Stochastic Modeling of the Phototransduction Cascade for Melanopsin

Monday, September 9, 2013 - 11:00am - 12:00pm
Kathleen Hoffman (University of Maryland Baltimore County), Hye-Won Kang (University of Maryland Baltimore County)
Phototransduction cascades transform light to electrical signals that project to the brain through a sequence of chemical reactions. Image forming vertebrate vision is facilitated by rods and cones in the back of the retina, each of which has its own opsin, a light sensitive G-protein coupled receptor. Recently a third opsin, melanopsin, was identified, not in rods and cones, but in intrinsically photosensitive retinal ganglion cells (ipRGCs). It is thought that melanopsin is primarily responsible for non-­‐image forming visual functions such as the regulation of sleep cycles and pupillary light reflex.

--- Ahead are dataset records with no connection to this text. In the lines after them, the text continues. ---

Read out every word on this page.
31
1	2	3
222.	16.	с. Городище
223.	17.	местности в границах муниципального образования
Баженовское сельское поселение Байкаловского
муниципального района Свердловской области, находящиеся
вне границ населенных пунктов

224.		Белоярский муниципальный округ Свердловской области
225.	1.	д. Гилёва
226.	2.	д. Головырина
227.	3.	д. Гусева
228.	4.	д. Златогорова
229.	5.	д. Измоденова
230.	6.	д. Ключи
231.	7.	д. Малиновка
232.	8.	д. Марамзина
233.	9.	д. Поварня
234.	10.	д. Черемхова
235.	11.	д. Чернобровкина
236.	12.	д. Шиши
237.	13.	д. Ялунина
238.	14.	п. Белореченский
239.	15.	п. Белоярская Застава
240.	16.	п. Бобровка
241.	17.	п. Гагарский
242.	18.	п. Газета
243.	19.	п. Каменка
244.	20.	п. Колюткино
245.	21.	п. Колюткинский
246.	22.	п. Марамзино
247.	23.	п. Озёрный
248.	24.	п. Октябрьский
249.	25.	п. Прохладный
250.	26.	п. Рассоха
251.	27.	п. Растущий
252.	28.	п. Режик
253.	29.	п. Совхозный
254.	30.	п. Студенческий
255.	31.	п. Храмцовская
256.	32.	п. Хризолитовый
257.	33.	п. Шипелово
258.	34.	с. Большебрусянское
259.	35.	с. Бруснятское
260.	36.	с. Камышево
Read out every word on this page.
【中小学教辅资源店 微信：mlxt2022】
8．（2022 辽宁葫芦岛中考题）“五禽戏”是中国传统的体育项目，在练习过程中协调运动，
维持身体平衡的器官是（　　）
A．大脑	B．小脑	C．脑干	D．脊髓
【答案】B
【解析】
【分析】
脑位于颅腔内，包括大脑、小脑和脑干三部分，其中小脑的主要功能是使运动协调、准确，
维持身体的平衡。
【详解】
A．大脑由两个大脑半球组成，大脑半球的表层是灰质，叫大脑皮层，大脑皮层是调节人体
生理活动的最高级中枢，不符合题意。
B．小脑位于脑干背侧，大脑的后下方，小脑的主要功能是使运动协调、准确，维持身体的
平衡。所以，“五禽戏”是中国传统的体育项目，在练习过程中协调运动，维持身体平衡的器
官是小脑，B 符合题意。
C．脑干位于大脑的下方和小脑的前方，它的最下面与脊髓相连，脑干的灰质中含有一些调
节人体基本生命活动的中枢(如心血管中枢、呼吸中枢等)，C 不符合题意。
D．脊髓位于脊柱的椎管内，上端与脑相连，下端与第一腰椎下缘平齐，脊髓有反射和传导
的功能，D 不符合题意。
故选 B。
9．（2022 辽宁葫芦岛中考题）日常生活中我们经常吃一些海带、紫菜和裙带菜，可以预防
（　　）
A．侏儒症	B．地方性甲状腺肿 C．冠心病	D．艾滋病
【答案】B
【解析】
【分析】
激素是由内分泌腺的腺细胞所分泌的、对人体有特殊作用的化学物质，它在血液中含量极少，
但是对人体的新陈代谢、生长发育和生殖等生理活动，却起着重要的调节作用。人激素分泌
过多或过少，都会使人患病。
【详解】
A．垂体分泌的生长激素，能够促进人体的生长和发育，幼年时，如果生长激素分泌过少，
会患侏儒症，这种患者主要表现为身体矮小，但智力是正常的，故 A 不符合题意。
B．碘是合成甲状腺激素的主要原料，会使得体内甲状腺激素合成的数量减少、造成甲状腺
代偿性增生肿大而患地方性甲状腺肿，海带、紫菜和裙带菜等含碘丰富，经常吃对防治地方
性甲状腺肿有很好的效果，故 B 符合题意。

Since melanopsin was only discovered recently, not much is known about its phototransduction pathway, which involves both an activation and inactivation pathway, however, it is believed that melanopsin uses a pathway similar to those found in invertebrate retinas. Data suggests that the melanopsin pathway consists of an activated G-­‐protein, which in turn activates a phospholipase‐C (PLC). PLC breaks down PIP2 into second messengers, which leads to an increase in the intracellular calcium, and in turn depolarizes the cell. Inactivation of the melanopsin is hypothesized to be a two part process that first involves phosphorylation of its carboxy tail and second binding by a beta-­‐arrestin because melanopsin is a G-­‐protein coupled receptor.

Based on modeling of rhodopsin, a well-known and well-­‐studied rod photopigment, a differential equation based model of the activation and inactivation of melanopsin has been formulated and tested. Both the activation and the inactivation can be described by a phototransduction cascade, which consists of a series of chemical reactions. For both activation and inactivation, the model has been tested against two types of experimental data: electrophysiology data and calcium imaging data from melanopsin cultivated in human embryonic kidney (HEK) cells. Model parameters that weren’t obtained from experimental data were fit using the wild type data. The model of inactivation, with the parameters from the wild type data, accurately predicted experimental responses to an over expression of beta arrestin. Current work involves coupling the two models to predict the response to a second flash of light that experimentally produces a quicker response than the first flash, yet with lower amplitude, a process known as adaptation.

Hamer et al (2003) developed a model for rhodopsin phototransduction cascade that included stochastic mechanisms in which the probability that a molecular species engages in a particular reaction is proportional to the reaction rate and then use Monte-­Carlo simulations and the Gillespie method to accurately predict activation and inactivation of rhodopsin. In this project, I propose to extend the methods suggested by Hamer et al for rhodopsin to melanopsin.

Hamer, Nicholas, Tranchina, Leiderman, Lamb,
Multiple Steps of Phosphorylation of Activated Rhodopsin can account for the Reproducibility of Vertebrate Rod Single-photon Responses, J. Gen. Physiology, vol 122, 419‐444, 2003.